William Henry Getty France, Sr., or ‘Big Bill’ to the stock-car racing world, loved a good show at the race track. That’s what his youngest son, Jim, now the head of NASCAR, wanted – even calling for it from his drivers even before the first flag dropped.
Every time they race at the ‘World Center of Racing’ in February, I remind myself of the ominous words of Dale Earnhardt just before the Daytona 500 race in 2001 that would claim his life:
“You’re going to see something today like you’ve never seen before,” the Intimidator had declared.
Eighteen years later, and thankfully, with no tragedy to mar the occasion, fans of slam, bam, rock ‘em, sock ‘em stock car racing got just what they paid, or tuned in, for.
They got a Daytona 500 race that packed an unforeseen punch that, if nothing else was at least entertaining; and what made it so…!?!
Wrecks, and plenty of ‘em.
The final 20 laps are the portion of the action which Kyle Busch once famously described as when “brains come unglued”. And the way this one looked in those last laps, no epoxy could have figuratively held any driver’s grey matter together.
Those crashes led to nearly 40 minutes of delays under caution for cleanup.

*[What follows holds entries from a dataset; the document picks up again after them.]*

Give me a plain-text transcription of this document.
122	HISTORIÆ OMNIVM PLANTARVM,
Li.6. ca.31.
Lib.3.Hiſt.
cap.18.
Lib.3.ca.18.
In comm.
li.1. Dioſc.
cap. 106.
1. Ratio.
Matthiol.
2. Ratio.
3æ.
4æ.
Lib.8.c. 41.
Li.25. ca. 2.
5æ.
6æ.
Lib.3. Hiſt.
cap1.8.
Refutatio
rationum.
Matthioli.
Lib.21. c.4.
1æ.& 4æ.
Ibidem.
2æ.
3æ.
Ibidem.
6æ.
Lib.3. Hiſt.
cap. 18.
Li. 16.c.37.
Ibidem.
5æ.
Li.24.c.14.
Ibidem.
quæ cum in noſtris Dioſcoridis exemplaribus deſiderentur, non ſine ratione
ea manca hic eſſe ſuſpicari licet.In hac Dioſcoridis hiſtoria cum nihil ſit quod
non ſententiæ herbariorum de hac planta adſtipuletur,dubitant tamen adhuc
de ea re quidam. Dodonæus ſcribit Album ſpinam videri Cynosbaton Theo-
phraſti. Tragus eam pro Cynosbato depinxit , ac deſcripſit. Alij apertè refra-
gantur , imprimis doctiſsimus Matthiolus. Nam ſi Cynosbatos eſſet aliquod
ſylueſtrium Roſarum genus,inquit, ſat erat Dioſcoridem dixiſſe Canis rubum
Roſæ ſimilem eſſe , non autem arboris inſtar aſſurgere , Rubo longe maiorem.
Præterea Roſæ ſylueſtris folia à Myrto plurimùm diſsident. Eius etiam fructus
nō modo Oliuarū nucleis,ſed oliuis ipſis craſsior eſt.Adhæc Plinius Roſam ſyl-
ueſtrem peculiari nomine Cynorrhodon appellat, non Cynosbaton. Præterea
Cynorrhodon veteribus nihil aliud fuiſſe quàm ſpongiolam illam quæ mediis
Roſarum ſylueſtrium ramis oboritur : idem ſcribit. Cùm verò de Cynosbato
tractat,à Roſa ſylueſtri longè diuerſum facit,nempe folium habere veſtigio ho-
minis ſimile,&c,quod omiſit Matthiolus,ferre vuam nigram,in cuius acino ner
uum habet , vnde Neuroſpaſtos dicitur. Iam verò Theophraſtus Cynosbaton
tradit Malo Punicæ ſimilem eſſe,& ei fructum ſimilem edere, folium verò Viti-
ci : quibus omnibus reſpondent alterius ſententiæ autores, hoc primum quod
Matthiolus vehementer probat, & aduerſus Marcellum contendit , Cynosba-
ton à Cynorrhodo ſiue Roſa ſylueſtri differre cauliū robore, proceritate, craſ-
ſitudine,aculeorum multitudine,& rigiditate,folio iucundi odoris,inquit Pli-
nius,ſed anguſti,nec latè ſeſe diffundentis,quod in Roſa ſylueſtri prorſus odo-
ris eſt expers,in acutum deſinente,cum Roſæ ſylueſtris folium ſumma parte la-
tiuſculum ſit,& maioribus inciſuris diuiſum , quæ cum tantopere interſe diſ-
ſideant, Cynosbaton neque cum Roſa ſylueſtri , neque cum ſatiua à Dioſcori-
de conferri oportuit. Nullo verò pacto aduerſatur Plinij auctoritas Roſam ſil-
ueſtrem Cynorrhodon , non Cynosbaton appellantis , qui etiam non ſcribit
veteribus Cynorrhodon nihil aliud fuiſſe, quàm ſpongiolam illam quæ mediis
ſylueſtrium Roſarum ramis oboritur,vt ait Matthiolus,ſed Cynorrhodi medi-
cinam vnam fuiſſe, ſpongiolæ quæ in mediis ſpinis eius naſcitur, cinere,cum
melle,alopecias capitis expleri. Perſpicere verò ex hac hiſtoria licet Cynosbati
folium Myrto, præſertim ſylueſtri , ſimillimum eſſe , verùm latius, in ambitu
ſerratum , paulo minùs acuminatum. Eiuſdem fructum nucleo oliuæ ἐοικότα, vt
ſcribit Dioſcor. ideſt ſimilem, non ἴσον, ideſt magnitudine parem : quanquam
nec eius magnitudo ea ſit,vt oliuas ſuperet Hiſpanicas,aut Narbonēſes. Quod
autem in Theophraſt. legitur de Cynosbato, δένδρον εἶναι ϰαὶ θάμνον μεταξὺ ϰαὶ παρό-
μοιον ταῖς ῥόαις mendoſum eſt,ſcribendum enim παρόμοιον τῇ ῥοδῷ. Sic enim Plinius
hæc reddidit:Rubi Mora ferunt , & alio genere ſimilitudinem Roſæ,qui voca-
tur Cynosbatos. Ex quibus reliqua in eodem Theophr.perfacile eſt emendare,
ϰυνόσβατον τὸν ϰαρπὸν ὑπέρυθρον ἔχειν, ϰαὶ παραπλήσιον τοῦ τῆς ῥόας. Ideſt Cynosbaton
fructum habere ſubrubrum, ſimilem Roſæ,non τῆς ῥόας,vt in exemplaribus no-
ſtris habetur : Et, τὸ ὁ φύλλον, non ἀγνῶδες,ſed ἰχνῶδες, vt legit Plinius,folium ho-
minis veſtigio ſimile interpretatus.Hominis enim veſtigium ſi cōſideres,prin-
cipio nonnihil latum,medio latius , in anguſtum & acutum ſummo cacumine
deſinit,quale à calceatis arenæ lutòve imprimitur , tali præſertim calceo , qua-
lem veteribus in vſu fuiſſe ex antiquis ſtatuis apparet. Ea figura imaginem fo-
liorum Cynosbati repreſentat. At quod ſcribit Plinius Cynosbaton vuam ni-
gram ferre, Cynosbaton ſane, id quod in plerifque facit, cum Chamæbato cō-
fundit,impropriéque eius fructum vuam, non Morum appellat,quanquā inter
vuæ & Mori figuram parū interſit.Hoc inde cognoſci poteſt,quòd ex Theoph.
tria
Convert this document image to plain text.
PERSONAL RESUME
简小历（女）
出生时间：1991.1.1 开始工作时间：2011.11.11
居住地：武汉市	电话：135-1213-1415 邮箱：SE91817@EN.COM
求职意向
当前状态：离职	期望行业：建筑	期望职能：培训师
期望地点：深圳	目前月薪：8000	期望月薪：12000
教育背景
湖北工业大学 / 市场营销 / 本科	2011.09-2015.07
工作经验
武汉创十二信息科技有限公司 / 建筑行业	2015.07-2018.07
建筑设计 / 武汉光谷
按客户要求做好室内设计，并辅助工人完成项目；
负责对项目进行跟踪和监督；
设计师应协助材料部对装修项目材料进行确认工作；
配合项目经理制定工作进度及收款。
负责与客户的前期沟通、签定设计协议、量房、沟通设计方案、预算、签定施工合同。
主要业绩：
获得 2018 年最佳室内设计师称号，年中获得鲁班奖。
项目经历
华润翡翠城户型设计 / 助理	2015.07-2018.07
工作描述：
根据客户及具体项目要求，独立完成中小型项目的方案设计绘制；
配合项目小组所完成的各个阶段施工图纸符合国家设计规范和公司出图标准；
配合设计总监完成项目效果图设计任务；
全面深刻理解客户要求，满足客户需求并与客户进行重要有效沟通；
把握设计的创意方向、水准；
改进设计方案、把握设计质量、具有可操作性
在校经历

While Denny Hamlin’s claim of the stoppage taking so long that he fell asleep twice in his Toyota, he was certainly wide awake for the finish.
This was a finish that was 1-2-3 for Joe Gibbs racing, and it couldn’t have come at a better time for everyone in the former Redskins coach’s camp. It was a tribute that honored team co-founder, and son, J.D. Gibbs following his death last month from a battle with a degenerative neurological disease.
J.D. ran the team when the elder Gibbs went back to “Fight for ol’ DC” with a second stint as head coach in Washington. And J.D. was also a ‘do-it-all’: a driver, tire changer, team owner, and a talent scout. One with good enough instincts to discover a scuffling short track and truck racer out of Virginia who now has not one, but two, Daytona 500 trophies to brag about.
Interestingly, Gibbs now owns three Super Bowl victories and three wins in NASCAR’s version of the Super Bowl.
Since taking over from his nephew Brian back in the summer, Jim France used the driver’s meeting before the race to exhort the whole 40-car field to get up on the wheel, stand on it, and race. And after three boring exhibition races, he needed a spark plug.
“I hope a few of you (drivers) out there will get down on the bottom and put on a good show today,” France had said.
Whatever that “locker-room fire-em-up speech” was supposed to mean, it must have worked. Those guys raced hard from when the green flag dropped. They ended up tearing up a couple million dollars’ worth of race cars and putting on one heckuva show.
For a sport that needed a kick in the TV ratings much like the drivers needed that pre-race talk from France, the overnight numbers on FOX were up eight percent from last year’s record low. And once again they beat out the NBA All-Star Game for the top-rated sports event of the weekend.
I don’t know if this great start – drama included – translates as a re-birth of the sport, but if it is, and it does, then it took getting back to what fans love to see – rubbin’ and wreckin’ – to get it going. We’ll find out beginning this weekend when things move to a tamer track in Atlanta.
But, race fans, let’s hope it holds from the Florida start (Daytona) all the way to the Florida finish (Homestead).